DISCUSSION
The nationwide cohort study indicated that the appendectomy cohort
exhibited a higher incidence rate of IBDs than did the comparison cohort
regardless of age, sex, and comorbidity. The appendectomy cohort had a
2.78-fold higher adjusted HR of IBDs (2.23-fold higher adjusted HR of UC
and 3.48-fold higher adjusted HR of CD) than did the comparison cohort.
Our results were comparable with a large case–control study, which
showed a 1.6 and 2.5 times higher risk of UC and CD after appendectomy
based on inpatient records from Veterans Affairs hospitals in the United
States [15].
Andersson et al. [14,16] reported that appendectomy is associated
with an increased CD risk but a decreased risk of subsequent UC through
an observational study of the Swedish Inpatient Registry. However, a
retrospective case–control study from 2 Chinese hospitals did not show
a significant negative association between appendectomy and UC
occurrence [17].
Although IBD prevalence is higher in Western countries than in Taiwan,
the incidence and prevalence of IBD have been rapidly increasing in
Taiwan [10,18,19]. The exact IBD pathogenesis remains to be
elucidated, although IBD is generally considered to be related to
genetic susceptibility and environmental factors [20,21]. Epigenetic
modifications influenced by gut microbiota and diet may pay a role in
IBD development [22,23]. Western-style diet may predispose people to
IBD [24]. Many people in Taiwan have shifted to a Western-style
diet, which may be associated with an increased IBD incidence in Taiwan
[25].
The vermiform appendix contains substantial lymphoid tissue and may act
as a microbial reservoir for beneficial microbes to reinoculate the gut
if required [6]. The appendix provides a complex microbial
environment for the homeostasis of immunologically and metabolically
active organs [26,27]. Therefore, the appendix may serve as an organ
to induce and maintain the mucosal immune system. An animal study
indicated that appendectomy impairs intestinal immunity, which may be
related to IBD development [28]. Gut microbiota alteration in IBD
may activate immune responses, interfere in homeostasis, cause tissue
injury, decrease the mucus layer, and enhance microbial penetration and
bacterial persistence in the gut tissue [29].
Anderson et al. conducted a cohort study by recruiting patients who
underwent appendectomy from the inpatient registry database of the
Swedish National Board of Health and Welfare and indicated that
appendectomy due to appendicitis is associated with a decreased risk of
subsequent UC [16]. In contrast, no significant risk difference of
UC was noted between appendectomy patients without inflammatory appendix
and non-appendecomy controls [16]. However, our study showed that
the appendectomy cohort had increased UC risk regardless of whether the
patient had appendicitis. Moreover, the UC risk was significantly higher
in the appendectomy cohort than the nonappendectomy cohort irrespective
of the age at appendectomy. The difference between Western studies and
our study may be due to racial variances and dysregulated gut microbiota
due to environmental insults [30].
The appendectomy cohort, irrespective of appendicitis, exhibited a
considerably increased CD risk compared with the nonappendectomy cohort.

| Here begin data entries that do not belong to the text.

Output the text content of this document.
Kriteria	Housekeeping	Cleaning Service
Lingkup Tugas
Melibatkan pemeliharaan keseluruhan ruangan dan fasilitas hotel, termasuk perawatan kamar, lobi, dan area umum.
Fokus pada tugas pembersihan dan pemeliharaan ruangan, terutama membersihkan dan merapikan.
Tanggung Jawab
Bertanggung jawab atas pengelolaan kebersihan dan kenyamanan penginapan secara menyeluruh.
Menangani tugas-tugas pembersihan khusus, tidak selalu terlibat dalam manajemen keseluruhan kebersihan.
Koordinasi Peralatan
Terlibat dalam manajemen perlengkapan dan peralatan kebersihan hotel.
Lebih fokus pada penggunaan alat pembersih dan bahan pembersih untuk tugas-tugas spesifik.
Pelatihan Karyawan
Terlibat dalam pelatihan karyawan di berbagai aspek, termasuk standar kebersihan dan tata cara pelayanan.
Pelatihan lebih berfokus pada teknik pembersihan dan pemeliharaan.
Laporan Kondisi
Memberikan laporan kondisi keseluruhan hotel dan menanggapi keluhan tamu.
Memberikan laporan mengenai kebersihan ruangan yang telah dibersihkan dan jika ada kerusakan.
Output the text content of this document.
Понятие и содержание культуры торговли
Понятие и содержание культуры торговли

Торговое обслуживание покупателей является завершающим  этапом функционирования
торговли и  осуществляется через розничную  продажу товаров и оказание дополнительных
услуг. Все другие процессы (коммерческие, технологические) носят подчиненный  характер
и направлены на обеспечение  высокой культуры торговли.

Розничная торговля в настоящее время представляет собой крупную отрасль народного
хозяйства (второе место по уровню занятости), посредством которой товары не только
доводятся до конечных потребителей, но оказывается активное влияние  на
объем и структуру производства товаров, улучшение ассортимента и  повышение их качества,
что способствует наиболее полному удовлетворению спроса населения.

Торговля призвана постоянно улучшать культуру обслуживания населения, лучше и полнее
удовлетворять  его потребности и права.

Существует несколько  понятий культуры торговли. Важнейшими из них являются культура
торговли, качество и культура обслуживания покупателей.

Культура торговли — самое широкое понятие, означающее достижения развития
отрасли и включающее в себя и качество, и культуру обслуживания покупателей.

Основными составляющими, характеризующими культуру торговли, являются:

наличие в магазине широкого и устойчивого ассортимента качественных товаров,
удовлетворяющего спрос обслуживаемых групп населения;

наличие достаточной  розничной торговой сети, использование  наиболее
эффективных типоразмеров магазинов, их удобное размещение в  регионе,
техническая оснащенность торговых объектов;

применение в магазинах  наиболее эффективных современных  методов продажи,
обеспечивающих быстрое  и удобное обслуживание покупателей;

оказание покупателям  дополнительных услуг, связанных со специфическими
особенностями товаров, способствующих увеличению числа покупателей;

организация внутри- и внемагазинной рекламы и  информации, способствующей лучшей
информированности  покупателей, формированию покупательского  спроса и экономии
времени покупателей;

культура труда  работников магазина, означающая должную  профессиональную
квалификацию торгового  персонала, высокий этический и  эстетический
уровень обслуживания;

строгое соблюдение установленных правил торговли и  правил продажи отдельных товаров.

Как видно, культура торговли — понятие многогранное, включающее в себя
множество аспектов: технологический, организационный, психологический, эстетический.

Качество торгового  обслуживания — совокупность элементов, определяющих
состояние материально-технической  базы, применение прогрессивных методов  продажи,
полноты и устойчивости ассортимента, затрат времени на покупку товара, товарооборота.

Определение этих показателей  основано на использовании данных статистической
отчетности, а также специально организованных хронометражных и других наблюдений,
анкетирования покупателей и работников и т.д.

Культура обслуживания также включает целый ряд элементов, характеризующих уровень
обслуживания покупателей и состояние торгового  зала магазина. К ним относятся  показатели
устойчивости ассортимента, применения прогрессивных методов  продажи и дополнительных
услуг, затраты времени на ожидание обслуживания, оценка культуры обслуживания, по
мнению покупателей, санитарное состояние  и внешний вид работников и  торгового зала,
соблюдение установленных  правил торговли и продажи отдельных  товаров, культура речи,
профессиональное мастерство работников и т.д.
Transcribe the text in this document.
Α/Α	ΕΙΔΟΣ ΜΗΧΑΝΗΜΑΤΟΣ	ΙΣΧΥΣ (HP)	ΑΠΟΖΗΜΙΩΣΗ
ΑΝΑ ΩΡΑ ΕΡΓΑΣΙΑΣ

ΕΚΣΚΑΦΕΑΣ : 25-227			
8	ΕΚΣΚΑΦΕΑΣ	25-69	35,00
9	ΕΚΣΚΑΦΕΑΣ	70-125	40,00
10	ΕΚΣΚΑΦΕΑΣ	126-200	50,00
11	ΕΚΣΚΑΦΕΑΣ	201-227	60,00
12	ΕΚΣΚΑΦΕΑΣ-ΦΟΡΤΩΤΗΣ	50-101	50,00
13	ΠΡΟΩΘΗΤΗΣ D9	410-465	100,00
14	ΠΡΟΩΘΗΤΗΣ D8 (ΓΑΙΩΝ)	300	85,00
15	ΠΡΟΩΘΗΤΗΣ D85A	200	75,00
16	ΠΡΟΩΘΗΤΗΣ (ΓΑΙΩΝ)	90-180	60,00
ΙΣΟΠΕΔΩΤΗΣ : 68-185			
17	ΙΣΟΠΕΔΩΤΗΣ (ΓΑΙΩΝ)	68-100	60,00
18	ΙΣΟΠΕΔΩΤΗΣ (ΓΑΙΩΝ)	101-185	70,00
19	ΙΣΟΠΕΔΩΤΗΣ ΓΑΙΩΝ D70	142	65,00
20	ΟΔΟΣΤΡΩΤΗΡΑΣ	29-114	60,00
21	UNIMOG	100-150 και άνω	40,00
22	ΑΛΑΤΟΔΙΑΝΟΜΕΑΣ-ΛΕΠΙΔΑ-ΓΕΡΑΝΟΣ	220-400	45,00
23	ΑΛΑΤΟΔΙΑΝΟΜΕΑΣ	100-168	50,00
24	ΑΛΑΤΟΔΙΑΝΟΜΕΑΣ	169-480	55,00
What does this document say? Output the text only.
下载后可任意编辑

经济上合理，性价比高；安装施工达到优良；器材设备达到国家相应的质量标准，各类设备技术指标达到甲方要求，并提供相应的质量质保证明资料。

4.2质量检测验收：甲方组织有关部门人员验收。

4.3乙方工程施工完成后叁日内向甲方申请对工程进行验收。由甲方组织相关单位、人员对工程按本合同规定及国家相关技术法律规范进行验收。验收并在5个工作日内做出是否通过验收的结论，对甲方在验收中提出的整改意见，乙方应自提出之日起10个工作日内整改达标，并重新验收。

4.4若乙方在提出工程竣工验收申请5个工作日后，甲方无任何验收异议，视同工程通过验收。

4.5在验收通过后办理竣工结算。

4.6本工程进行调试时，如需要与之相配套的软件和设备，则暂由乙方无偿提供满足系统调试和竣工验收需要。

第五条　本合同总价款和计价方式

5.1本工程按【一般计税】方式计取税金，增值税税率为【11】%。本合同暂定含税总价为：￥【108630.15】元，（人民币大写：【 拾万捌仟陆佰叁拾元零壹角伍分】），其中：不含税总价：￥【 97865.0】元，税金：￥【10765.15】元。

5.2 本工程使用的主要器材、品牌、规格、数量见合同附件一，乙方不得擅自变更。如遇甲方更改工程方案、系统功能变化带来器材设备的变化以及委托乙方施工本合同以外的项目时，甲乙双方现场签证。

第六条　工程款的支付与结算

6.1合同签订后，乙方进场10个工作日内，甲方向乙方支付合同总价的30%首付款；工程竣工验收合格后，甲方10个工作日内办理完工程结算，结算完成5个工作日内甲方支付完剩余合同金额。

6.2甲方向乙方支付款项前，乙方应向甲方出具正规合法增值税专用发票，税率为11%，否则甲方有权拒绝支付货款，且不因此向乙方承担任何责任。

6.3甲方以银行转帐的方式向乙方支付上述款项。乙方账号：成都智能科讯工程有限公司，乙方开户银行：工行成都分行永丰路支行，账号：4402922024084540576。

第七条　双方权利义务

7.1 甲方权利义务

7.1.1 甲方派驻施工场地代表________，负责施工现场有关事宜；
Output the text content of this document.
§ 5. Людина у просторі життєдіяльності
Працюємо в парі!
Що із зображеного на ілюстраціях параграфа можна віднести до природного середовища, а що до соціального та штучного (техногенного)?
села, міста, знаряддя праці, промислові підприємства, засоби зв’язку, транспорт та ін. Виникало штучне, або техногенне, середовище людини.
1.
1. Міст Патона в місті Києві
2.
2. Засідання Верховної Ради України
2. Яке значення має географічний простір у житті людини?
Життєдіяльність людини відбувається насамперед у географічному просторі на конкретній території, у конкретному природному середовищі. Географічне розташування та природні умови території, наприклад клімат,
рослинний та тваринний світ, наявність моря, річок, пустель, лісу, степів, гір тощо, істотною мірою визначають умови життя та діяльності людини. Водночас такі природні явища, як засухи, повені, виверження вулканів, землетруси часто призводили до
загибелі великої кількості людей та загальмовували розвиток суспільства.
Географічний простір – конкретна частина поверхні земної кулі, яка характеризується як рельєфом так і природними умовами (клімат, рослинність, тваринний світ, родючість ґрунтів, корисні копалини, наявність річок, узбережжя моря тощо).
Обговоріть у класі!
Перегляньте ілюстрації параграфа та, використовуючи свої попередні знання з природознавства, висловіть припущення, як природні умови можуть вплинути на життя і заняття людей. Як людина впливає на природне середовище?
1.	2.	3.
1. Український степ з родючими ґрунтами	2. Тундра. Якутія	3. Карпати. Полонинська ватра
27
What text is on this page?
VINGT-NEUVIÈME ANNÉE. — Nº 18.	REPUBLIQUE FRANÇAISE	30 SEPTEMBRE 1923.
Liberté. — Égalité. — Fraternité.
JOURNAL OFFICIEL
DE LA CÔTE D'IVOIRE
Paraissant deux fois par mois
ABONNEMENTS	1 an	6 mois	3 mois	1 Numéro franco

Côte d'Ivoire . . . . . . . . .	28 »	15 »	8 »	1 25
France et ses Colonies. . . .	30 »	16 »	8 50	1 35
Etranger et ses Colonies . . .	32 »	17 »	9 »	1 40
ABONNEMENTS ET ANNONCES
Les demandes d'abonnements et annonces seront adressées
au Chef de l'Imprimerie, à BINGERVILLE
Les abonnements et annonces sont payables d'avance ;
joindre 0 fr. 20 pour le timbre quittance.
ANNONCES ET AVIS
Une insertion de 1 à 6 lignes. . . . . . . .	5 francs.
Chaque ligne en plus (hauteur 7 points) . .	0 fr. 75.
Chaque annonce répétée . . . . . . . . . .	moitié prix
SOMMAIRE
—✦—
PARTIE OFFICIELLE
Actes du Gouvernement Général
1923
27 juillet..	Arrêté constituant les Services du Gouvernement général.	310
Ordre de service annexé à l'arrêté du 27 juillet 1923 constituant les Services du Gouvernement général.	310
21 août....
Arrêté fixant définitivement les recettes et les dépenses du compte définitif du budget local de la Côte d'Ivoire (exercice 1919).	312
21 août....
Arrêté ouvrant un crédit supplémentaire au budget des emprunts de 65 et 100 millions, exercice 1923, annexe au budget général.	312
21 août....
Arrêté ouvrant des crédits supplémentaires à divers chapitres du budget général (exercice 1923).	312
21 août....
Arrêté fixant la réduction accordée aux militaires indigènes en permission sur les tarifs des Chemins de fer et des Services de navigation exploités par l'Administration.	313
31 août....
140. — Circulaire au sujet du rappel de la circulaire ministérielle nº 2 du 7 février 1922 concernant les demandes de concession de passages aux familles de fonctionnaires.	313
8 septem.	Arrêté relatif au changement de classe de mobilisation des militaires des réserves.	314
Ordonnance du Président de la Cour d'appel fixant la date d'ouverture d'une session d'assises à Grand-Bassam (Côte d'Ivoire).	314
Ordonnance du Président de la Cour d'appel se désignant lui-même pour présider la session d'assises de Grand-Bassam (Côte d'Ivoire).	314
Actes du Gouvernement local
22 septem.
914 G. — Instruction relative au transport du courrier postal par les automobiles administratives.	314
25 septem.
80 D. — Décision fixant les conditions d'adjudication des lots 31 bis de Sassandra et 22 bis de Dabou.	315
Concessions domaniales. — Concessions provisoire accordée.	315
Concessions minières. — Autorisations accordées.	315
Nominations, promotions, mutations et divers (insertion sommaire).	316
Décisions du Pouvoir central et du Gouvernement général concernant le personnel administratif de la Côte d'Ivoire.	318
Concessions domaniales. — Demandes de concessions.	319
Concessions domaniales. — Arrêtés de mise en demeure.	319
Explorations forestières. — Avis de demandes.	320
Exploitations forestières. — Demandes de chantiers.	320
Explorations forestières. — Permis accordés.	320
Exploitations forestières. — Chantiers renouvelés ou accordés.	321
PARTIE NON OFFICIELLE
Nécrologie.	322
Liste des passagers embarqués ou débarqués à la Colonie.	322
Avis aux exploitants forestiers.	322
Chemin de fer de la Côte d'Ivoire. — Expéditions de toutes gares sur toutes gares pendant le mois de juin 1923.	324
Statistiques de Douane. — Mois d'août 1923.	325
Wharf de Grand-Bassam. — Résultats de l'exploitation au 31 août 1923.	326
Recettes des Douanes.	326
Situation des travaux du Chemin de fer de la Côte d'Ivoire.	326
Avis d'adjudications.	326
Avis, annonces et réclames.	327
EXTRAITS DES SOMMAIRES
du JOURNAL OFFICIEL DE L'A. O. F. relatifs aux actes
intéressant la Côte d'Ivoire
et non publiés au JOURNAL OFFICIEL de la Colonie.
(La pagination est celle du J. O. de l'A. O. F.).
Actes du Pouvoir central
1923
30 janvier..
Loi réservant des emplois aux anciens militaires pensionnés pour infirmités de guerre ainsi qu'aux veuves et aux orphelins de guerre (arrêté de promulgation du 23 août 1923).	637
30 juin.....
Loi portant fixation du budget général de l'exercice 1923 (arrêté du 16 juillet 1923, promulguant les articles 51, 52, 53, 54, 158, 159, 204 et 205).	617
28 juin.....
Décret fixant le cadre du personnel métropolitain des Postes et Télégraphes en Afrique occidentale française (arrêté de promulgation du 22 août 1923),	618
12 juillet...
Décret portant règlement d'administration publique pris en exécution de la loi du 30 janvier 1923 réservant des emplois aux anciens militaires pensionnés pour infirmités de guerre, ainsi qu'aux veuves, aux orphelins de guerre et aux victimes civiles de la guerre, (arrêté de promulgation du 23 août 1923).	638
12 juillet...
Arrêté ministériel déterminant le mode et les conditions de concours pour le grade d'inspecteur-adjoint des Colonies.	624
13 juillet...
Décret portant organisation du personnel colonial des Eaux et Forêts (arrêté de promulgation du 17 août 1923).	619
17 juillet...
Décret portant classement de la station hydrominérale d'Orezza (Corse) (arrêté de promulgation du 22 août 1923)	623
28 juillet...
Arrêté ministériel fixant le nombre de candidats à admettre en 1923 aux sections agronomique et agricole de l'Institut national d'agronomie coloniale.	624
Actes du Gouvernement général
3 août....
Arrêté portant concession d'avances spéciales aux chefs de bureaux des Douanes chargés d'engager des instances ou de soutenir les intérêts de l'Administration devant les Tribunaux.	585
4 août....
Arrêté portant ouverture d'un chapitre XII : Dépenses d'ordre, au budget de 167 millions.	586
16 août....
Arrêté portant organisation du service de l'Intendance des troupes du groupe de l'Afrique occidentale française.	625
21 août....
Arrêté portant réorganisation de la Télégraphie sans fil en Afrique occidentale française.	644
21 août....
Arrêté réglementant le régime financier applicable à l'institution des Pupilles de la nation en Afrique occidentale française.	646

The findings were consistent with those of previous studies [14]. In
addition, CD risk was significantly higher in the appendectomy cohort
than in the nonappendectomy cohort irrespective of the age at
appendectomy. The incidence rate of CD after appendectomy was the
highest in the first 3 years. The risk of subsequent CD in the
appendectomy cohort remained considerably higher than in the
nonappendectomy cohort after 6 years following appendectomy.
This longitudinal cohort study estimated the incidence and risk of IBD
in a large Asian population that underwent appendectomy. The study
cohort could be followed throughout the follow-up period through NHIRD
records because the NHI is mandatory and universal in Taiwan. However,
several limitations should be noted when interpreting the results.
First, coexistence of IBD and appendicitis was noted at appendectomy,
which would be diagnosed by the pathologist. Second, the Western dietary
habit of the study participants was not investigated in the current
study. However, we controlled for the comorbidities of hyperlipidemia,
diabetes, and hypertension to mediate the effect of a Western-style diet
[31,32]. Third, familial history of IBD in the study participants
was not available in the NHIRD, which may have influenced the study
results.
In summary, a nationwide cohort study indicated that the incidence and
risk of CD and UC are higher in the appendectomy cohort than in the
nonappendectomy cohort. The results highlight that clinicians must be
aware that Asian patients undergoing appendectomy may develop CD or UC.